Taken for granted

Up and to my office, whither by and by comes Mr. Cholmely, and staying till the rest of the company come he told me how Mr. Edward Montagu is turned out of the Court, not [to] return again. His fault, I perceive, was his pride, and most of all his affecting to seem great with the Queene and it seems indeed had more of her eare than any body else, and would be with her talking alone two or three hours together; insomuch that the Lords about the King, when he would be jesting with them about their wives, would tell the King that he must have a care of his wife too, for she hath now the gallant: and they say the King himself did once ask Montagu how his mistress (meaning the Queene) did.

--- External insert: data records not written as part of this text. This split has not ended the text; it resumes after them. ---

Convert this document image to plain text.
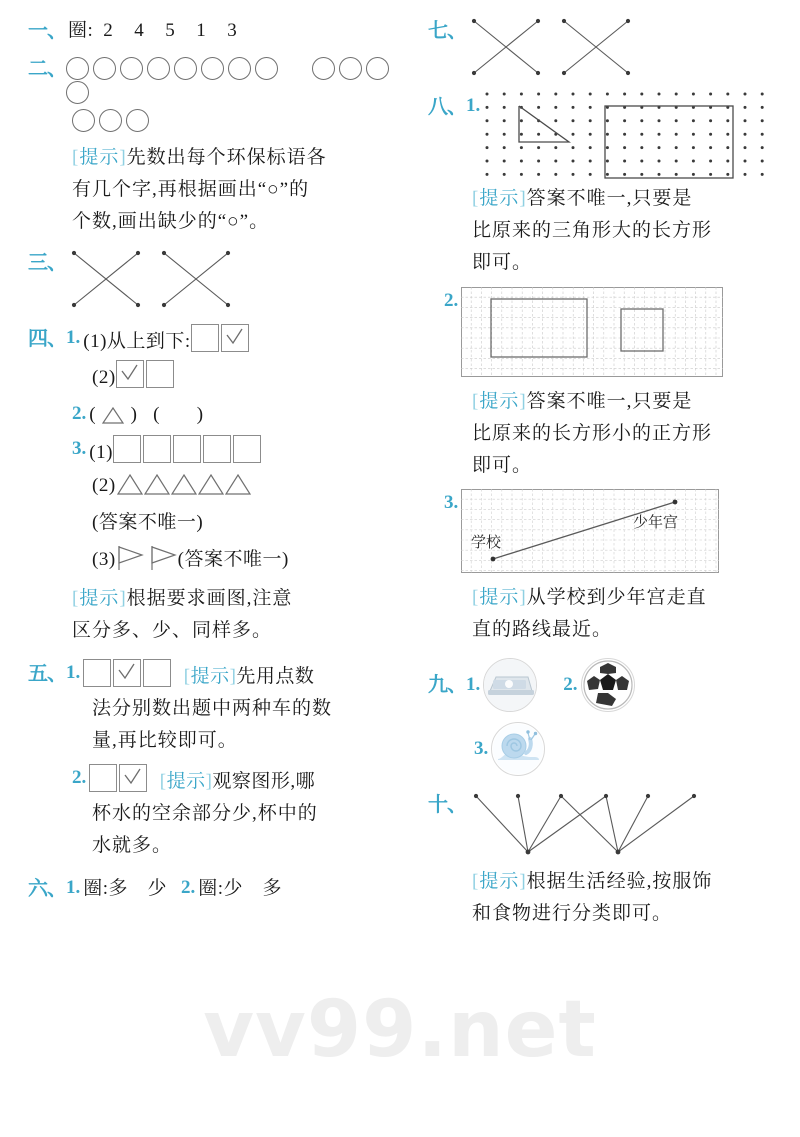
一、 圈: 2 4 5 1 3
二、
[提示]先数出每个环保标语各
有几个字,再根据画出“○”的
个数,画出缺少的“○”。
三、
四、 1. (1)从上到下:
(2)
2. (
)   (       )
3. (1)
(2)
(答案不唯一)
(3)	(答案不唯一)
[提示]根据要求画图,注意
区分多、少、同样多。
五、 1.	[提示]先用点数
法分别数出题中两种车的数
量,再比较即可。
2.	[提示]观察图形,哪
杯水的空余部分少,杯中的
水就多。
六、 1. 圈:多　少 2. 圈:少　多
七、
八、 1.
[提示]答案不唯一,只要是
比原来的三角形大的长方形
即可。
2.
[提示]答案不唯一,只要是
比原来的长方形小的正方形
即可。
3.
学校
少年宫
[提示]从学校到少年宫走直
直的路线最近。
九、 1.	2.
3.
十、
[提示]根据生活经验,按服饰
和食物进行分类即可。
vv99.net
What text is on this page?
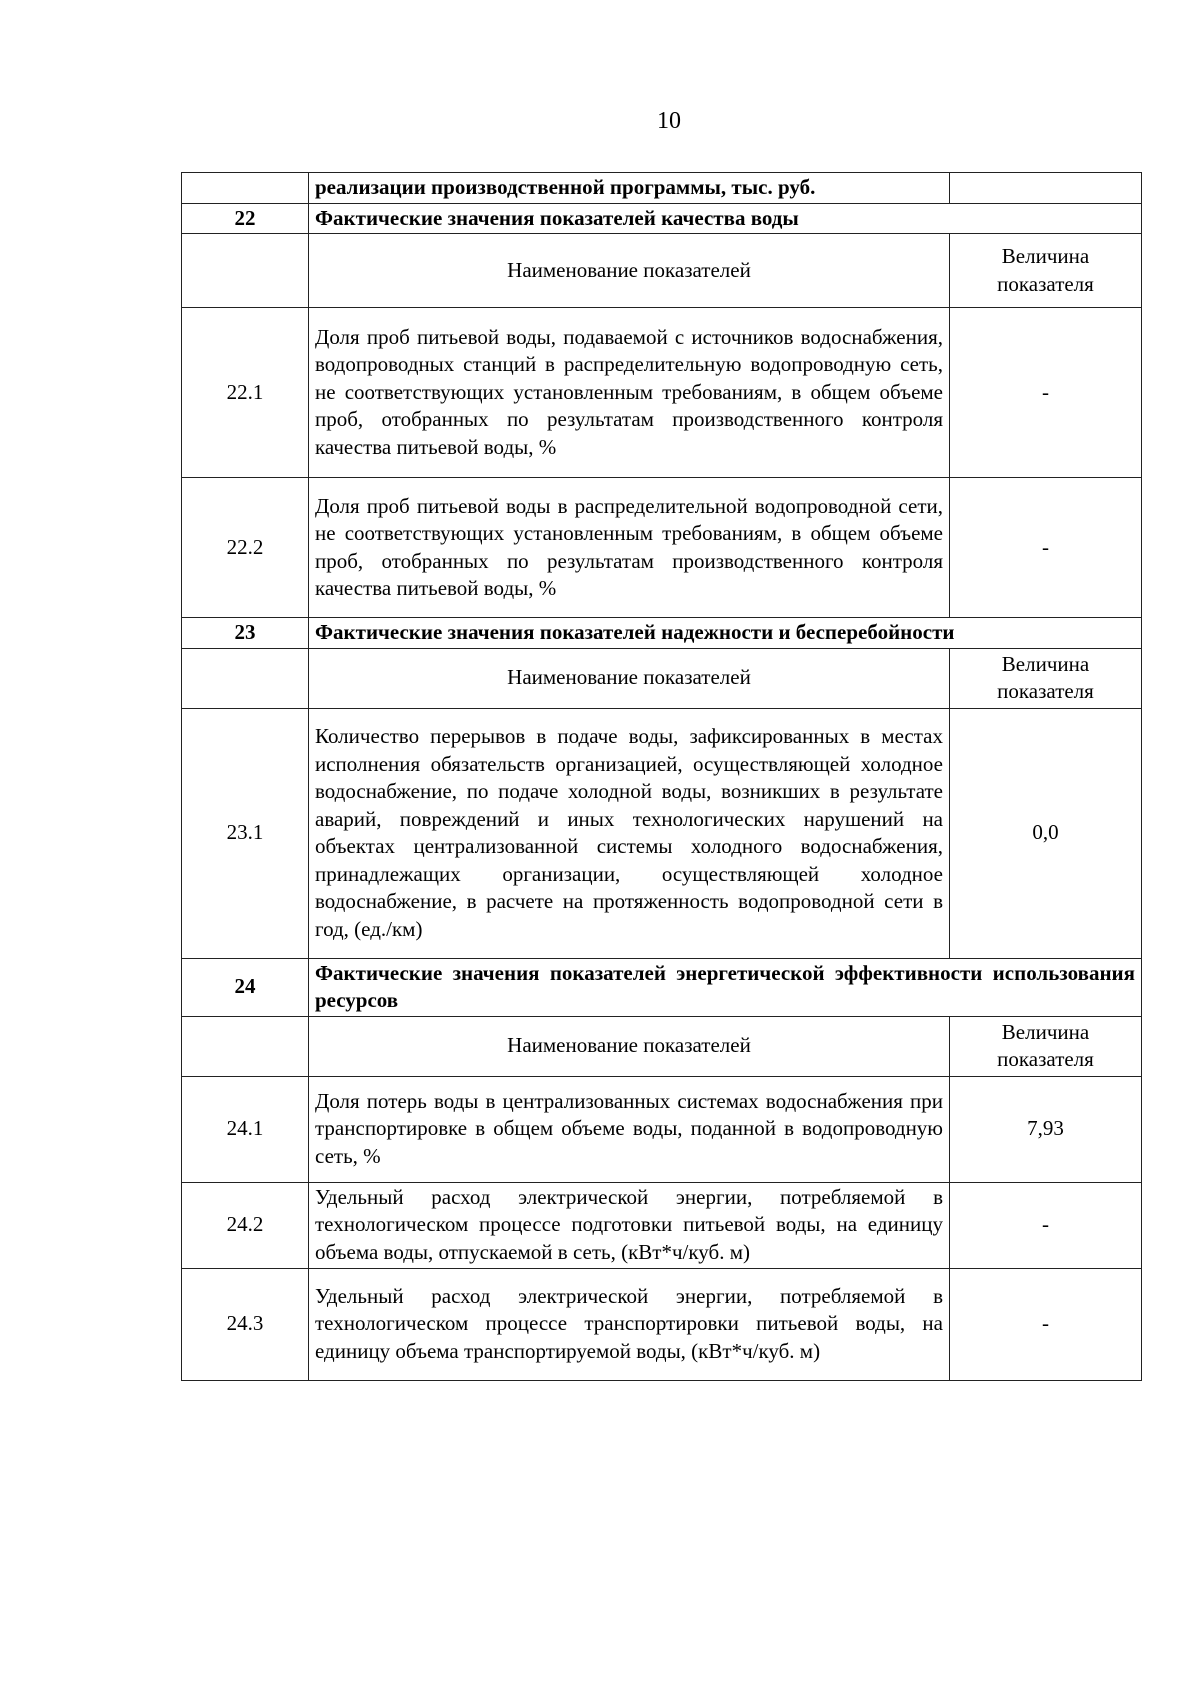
10
	реализации производственной программы, тыс. руб.	
22	Фактические значения показателей качества воды	
	Наименование показателей	Величина показателя
22.1	Доля проб питьевой воды, подаваемой с источников водоснабжения, водопроводных станций в распределительную водопроводную сеть, не соответствующих установленным требованиям, в общем объеме проб, отобранных по результатам производственного контроля качества питьевой воды, %	-
22.2	Доля проб питьевой воды в распределительной водопроводной сети, не соответствующих установленным требованиям, в общем объеме проб, отобранных по результатам производственного контроля качества питьевой воды, %	-
23	Фактические значения показателей надежности и бесперебойности	
	Наименование показателей	Величина показателя
23.1	Количество перерывов в подаче воды, зафиксированных в местах исполнения обязательств организацией, осуществляющей холодное водоснабжение, по подаче холодной воды, возникших в результате аварий, повреждений и иных технологических нарушений на объектах централизованной системы холодного водоснабжения, принадлежащих организации, осуществляющей холодное водоснабжение, в расчете на протяженность водопроводной сети в год, (ед./км)	0,0
24	Фактические значения показателей энергетической эффективности использования ресурсов	
	Наименование показателей	Величина показателя
24.1	Доля потерь воды в централизованных системах водоснабжения при транспортировке в общем объеме воды, поданной в водопроводную сеть, %	7,93
24.2	Удельный расход электрической энергии, потребляемой в технологическом процессе подготовки питьевой воды, на единицу объема воды, отпускаемой в сеть, (кВт*ч/куб. м)	-
24.3	Удельный расход электрической энергии, потребляемой в технологическом процессе транспортировки питьевой воды, на единицу объема транспортируемой воды, (кВт*ч/куб. м)	-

He grew so proud, and despised every body, besides suffering nobody, he or she, to get or do any thing about the Queene, that they all laboured to do him a good turn. They also say that he did give some affront to the Duke of Monmouth, which the King himself did speak to him of. But strange it is that this man should, from the greatest negligence in the world, come to be the miracle of attendance, so as to take all offices from everybody, either men or women, about the Queene. Insomuch that he was observed as a miracle, but that which is the worst, that which in a wise manner performed [would] turn to his greatest advantage, was by being so observed employed to his greatest wrong, the world concluding that there must be something more than ordinary to cause him to do this. So he is gone, nobody pitying but laughing at him; and he pretends only that he is gone to his father, that is sick in the country.
By and by comes Povy, Creed, and Vernatty, and so to their accounts, wherein more trouble and vexation with Povy. That being done, I sent them going and myself fell to business till dinner. So home to dinner very pleasant. In the afternoon to my office, where busy again, and by and by came a letter from my father so full of trouble for discontents there between my mother and servants, and such troubles to my father from hence from Cave that hath my brother’s bastard that I know not what in the world to do, but with great trouble, it growing night, spent some time walking, and putting care as much as I could out of my head, with my wife in the garden, and so home to supper and to bed.

how an ear must suffer
out in the world
miracle of attendance to nobody
a cave in the growing night


Erasure poem derived from The Diary of Samuel Pepys, Friday 20 May 1664.